Between the Guardians of the Galaxy and Jumanji franchises, Gillan is now an action star. So why does she spend Gunpowder Milkshake doing an ineffective Uma Thurman impression instead of cultivating her own take on Sam? The film opens with a beautiful shot of a slash of red light illuminating only Sam’s eyes in a dark, blood-spattered apartment, but then its first hour drags because of the way Gillan mistakes stiffness for seriousness.

It doesn’t help that the tone of the script, co-written by director Papushado and Ehud Lavski, is all of over the place, demanding that goofy lines (“You haven’t touched your milkshake”) and phrases (guns referred to as “clean broomsticks”) be uttered with complete candor. And the urgency with which Gunpowder Milkshake wants to prove its feminist bona fides (Sam clarifying that she has no problems killing women, although the film never actually asks her to; the librarians loading her up with weapons hidden in books by Jane Austen, Jane Eyre, and Virginia Woolf; a villain complaining about his daughters) feels insincere, given that most of the film’s top-line crew are men.

Karen Gillan, seen from behind and wearing a hat and trenchcoat, faces a panel of weaponeers —Michelle Yeoh, Angela Bassett, and Carla Gugino — in Gunpowder Milkshake

Photo: Reiner Bajo/Netflix

Nevertheless, there are some thrills to Gunpowder Milkshake for those who are willing to ignore the tedium.
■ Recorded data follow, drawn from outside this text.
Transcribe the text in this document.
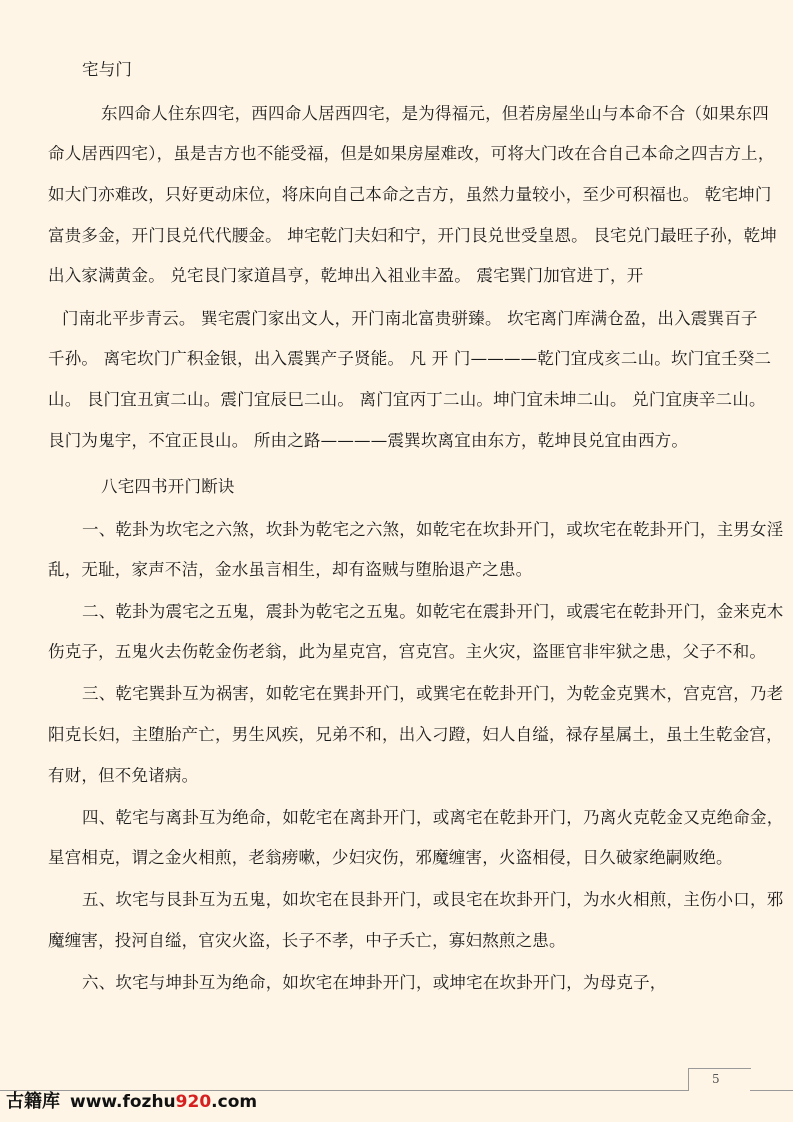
宅与门
东四命人住东四宅，西四命人居西四宅，是为得福元，但若房屋坐山与本命不合（如果东四
命人居西四宅），虽是吉方也不能受福，但是如果房屋难改，可将大门改在合自己本命之四吉方上，
如大门亦难改，只好更动床位，将床向自己本命之吉方，虽然力量较小，至少可积福也。 乾宅坤门
富贵多金，开门艮兑代代腰金。 坤宅乾门夫妇和宁，开门艮兑世受皇恩。 艮宅兑门最旺子孙，乾坤
出入家满黄金。 兑宅艮门家道昌亨，乾坤出入祖业丰盈。 震宅巽门加官进丁，开
门南北平步青云。 巽宅震门家出文人，开门南北富贵骈臻。 坎宅离门库满仓盈，出入震巽百子
千孙。 离宅坎门广积金银，出入震巽产子贤能。 凡 开 门————乾门宜戌亥二山。坎门宜壬癸二
山。 艮门宜丑寅二山。震门宜辰巳二山。 离门宜丙丁二山。坤门宜未坤二山。 兑门宜庚辛二山。
艮门为鬼宇，不宜正艮山。 所由之路————震巽坎离宜由东方，乾坤艮兑宜由西方。
八宅四书开门断诀
一、乾卦为坎宅之六煞，坎卦为乾宅之六煞，如乾宅在坎卦开门，或坎宅在乾卦开门，主男女淫
乱，无耻，家声不洁，金水虽言相生，却有盗贼与堕胎退产之患。
二、乾卦为震宅之五鬼，震卦为乾宅之五鬼。如乾宅在震卦开门，或震宅在乾卦开门，金来克木
伤克子，五鬼火去伤乾金伤老翁，此为星克宫，宫克宫。主火灾，盗匪官非牢狱之患，父子不和。
三、乾宅巽卦互为祸害，如乾宅在巽卦开门，或巽宅在乾卦开门，为乾金克巽木，宫克宫，乃老
阳克长妇，主堕胎产亡，男生风疾，兄弟不和，出入刁蹬，妇人自缢，禄存星属土，虽土生乾金宫，
有财，但不免诸病。
四、乾宅与离卦互为绝命，如乾宅在离卦开门，或离宅在乾卦开门，乃离火克乾金又克绝命金，
星宫相克，谓之金火相煎，老翁痨嗽，少妇灾伤，邪魔缠害，火盗相侵，日久破家绝嗣败绝。
五、坎宅与艮卦互为五鬼，如坎宅在艮卦开门，或艮宅在坎卦开门，为水火相煎，主伤小口，邪
魔缠害，投河自缢，官灾火盗，长子不孝，中子夭亡，寡妇熬煎之患。
六、坎宅与坤卦互为绝命，如坎宅在坤卦开门，或坤宅在坎卦开门，为母克子，
5
古籍库 www.fozhu920.com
A fight in a dentist’s office, with a gun and a scalpel taped to Sam’s hands as she whirls, spins, and takes on three baddies, takes its time capturing Gillan’s body, from her awkwardly efficient flailing to her split-second problem-solving. A car chase where Emily sits on Sam’s lap and helps her drive around a parking garage, zooming and drifting and reversing away from two cars of pursuers, is well-paced. And although the major mid-film fight scene suffers from such jarring editing that even Michael Bay might say, “Hey, guys, cool it,” the second hour of Gunpowder Milkshake absolutely improves when Headey, Gugino, Bassett, and Yeoh have more screen time. Their screen presences are so unique, and their comedic timing is so good (Yeoh’s droll “It’s a tooth” when she pulls something out of her hair) that they somewhat balance the film’s other disappointing elements.

Do they redeem a bizarre ending that unnecessarily absolves Sam of any wrongdoing, but of course leaves open room for a sequel? They do not. But when Gunpowder Milkshake has so few successes, Headey’s half-smirk, Bassett’s exasperated line deliveries, Gugino’s set jaw as she steps behind a mounted machine gun, and Yeoh’s effortlessly cool eyepatch-wearing will have to do.

Gunpowder Milkshake is now streaming on Netflix.